The book is dedicated to King's wife Tabitha and her sisters: "This book is dedicated, with love and admiration, to six good women: Margaret Spruce Morehouse, Catherine Spruce Graves, Stephanie Spruce Leonard, Anne Spruce Labree, Tabitha Spruce King, Marcella Spruce."
The story begins with Jessie Burlingame and her husband Gerald in the bedroom of their secluded cabin in western Maine, where they have gone for an off-beat romantic day off. Gerald, a successful lawyer with an aggressive personality, has been able to reinvigorate the couple's sex life by handcuffing Jessie to the bed. Jessie has been into the game before, but suddenly balks. As Gerald starts to crawl on top of her, knowing her protests are real but ignoring them anyway, she kicks him in the stomach and in the groin. He falls from the bed to the floor, cracks his head, has a heart attack, and quickly dies. Jessie is alone in the cabin, unable to move off the bed, or summon help.

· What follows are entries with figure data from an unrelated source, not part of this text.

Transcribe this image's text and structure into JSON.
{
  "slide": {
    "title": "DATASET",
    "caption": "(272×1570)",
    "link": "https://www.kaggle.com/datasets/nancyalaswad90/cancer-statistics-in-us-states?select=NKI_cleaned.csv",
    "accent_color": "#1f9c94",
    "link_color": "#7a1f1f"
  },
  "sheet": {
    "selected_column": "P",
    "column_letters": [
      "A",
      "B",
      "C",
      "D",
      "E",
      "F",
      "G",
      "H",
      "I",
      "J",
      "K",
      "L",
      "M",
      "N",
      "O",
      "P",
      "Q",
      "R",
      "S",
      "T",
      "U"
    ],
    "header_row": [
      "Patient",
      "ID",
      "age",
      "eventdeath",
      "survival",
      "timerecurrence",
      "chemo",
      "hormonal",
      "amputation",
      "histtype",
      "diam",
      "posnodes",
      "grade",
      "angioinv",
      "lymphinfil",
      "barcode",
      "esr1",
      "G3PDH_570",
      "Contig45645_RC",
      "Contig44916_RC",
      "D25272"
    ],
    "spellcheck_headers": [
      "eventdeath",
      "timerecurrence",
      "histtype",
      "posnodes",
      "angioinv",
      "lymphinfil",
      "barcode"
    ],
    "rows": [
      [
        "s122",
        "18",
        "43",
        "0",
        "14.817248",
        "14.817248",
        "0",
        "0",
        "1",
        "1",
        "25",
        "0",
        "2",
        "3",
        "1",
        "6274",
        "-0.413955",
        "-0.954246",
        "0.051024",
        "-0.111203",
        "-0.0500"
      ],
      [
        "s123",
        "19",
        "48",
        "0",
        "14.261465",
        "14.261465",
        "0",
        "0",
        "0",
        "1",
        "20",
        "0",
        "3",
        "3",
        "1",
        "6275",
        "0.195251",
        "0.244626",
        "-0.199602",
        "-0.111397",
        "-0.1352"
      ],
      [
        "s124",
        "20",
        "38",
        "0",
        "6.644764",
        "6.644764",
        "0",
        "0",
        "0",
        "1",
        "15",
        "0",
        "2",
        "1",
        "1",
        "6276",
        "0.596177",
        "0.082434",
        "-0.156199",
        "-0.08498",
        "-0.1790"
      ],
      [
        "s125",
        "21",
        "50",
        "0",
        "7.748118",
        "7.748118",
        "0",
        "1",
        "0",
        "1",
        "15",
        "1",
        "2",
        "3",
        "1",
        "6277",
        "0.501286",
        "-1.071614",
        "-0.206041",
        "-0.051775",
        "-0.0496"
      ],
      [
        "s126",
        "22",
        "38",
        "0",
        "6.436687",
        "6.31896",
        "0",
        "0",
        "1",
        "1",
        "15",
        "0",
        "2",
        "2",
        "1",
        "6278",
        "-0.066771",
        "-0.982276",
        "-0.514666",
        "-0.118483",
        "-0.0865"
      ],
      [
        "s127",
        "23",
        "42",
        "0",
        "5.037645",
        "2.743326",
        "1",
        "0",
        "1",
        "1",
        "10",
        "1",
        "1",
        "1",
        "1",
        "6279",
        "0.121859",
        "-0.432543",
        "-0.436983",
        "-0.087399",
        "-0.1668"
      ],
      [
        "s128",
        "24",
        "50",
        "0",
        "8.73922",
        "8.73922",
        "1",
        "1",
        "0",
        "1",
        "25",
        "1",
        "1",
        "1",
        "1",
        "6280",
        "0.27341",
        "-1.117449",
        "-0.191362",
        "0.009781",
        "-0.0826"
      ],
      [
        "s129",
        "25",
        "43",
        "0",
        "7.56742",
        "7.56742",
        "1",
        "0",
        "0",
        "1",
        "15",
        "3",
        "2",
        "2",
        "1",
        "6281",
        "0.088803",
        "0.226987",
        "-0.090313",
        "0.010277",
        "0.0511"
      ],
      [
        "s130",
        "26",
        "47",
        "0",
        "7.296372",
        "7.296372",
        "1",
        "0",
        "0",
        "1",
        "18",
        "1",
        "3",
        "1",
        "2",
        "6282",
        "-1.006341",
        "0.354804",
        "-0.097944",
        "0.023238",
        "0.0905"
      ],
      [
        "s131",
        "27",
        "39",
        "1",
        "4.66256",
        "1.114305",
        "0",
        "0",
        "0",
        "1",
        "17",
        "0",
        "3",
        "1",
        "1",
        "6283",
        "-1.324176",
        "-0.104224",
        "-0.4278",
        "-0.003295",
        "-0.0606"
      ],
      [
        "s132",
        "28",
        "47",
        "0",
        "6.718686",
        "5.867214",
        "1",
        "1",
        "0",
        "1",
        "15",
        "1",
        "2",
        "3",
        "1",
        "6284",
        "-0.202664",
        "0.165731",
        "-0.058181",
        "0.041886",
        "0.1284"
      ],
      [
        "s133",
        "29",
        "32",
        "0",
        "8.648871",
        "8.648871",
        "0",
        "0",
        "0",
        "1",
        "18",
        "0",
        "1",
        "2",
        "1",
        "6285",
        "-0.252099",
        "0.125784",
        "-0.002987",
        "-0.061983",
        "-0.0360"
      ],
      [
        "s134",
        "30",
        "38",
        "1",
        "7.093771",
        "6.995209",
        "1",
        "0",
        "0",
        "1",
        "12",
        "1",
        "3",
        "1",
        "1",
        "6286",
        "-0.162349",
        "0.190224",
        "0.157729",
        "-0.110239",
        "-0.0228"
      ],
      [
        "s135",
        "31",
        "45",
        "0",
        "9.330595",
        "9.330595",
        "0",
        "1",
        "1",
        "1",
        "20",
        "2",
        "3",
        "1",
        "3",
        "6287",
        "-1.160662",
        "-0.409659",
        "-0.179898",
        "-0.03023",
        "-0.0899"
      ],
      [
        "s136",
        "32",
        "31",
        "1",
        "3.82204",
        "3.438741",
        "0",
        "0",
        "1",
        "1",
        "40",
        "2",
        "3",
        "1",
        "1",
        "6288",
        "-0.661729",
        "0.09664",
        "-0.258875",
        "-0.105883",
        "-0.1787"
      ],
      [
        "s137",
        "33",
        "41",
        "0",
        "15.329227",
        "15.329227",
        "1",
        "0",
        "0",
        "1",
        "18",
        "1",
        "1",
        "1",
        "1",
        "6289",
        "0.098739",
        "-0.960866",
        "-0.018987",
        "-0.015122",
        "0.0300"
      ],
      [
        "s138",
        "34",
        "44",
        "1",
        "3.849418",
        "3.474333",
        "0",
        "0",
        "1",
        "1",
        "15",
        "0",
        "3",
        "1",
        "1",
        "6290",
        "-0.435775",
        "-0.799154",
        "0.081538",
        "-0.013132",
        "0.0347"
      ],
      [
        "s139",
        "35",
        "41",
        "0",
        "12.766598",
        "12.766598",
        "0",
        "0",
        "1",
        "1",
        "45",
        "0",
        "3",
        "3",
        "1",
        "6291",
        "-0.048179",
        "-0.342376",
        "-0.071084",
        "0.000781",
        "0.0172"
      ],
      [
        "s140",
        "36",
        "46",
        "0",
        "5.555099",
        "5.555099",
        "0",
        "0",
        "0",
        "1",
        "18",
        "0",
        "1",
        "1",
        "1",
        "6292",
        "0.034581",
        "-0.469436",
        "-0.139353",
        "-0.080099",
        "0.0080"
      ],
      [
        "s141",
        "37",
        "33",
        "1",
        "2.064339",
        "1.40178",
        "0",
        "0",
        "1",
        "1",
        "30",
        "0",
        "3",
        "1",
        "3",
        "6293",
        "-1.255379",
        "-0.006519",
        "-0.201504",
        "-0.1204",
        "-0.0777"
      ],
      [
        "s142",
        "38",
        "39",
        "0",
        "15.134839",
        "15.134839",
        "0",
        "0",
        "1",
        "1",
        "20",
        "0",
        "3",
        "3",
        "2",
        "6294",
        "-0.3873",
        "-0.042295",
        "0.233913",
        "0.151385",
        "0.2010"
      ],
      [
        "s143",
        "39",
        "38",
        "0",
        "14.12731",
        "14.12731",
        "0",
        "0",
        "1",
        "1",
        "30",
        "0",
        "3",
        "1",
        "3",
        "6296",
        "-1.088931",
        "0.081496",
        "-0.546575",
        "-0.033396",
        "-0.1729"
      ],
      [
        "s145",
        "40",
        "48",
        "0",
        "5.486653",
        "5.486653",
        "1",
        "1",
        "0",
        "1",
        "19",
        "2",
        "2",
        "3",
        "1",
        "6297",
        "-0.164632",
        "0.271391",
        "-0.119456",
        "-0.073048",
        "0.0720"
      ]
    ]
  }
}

The only things that show up are a hungry stray dog named Prince that starts feeding on Gerald's body and a terrifying, deformed apparition that may or may not be real, whom Jessie first mistakes for the ghost of her long-dead father but dismisses it later. Jessie begins to think of this bizarre visitor as "The Space Cowboy" (after a line from a Steve Miller song, "The Joker"). A combination of panic and thirst eventually causes Jessie to hallucinate. She hears voices in her head, each one ostensibly the voice of a person in her life, primarily "The Goodwife" or "Goody Burlingame" (a somewhat Puritanical version of Jessie), Ruth Neary (an old college friend), and Nora Callighan (her ex-psychiatrist), both of whom Jessie hasn't spoken to in years. These voices represent different parts of her personality which help her extract a painful childhood memory she has kept suppressed for many years. She was sexually abused by her father at age ten during a solar eclipse that occurred in her Maine hometown. She also begins to realize how unhappy her marriage had been, and that she sacrificed a potentially happy life for the security of Gerald's paycheck by being a trophy wife without children.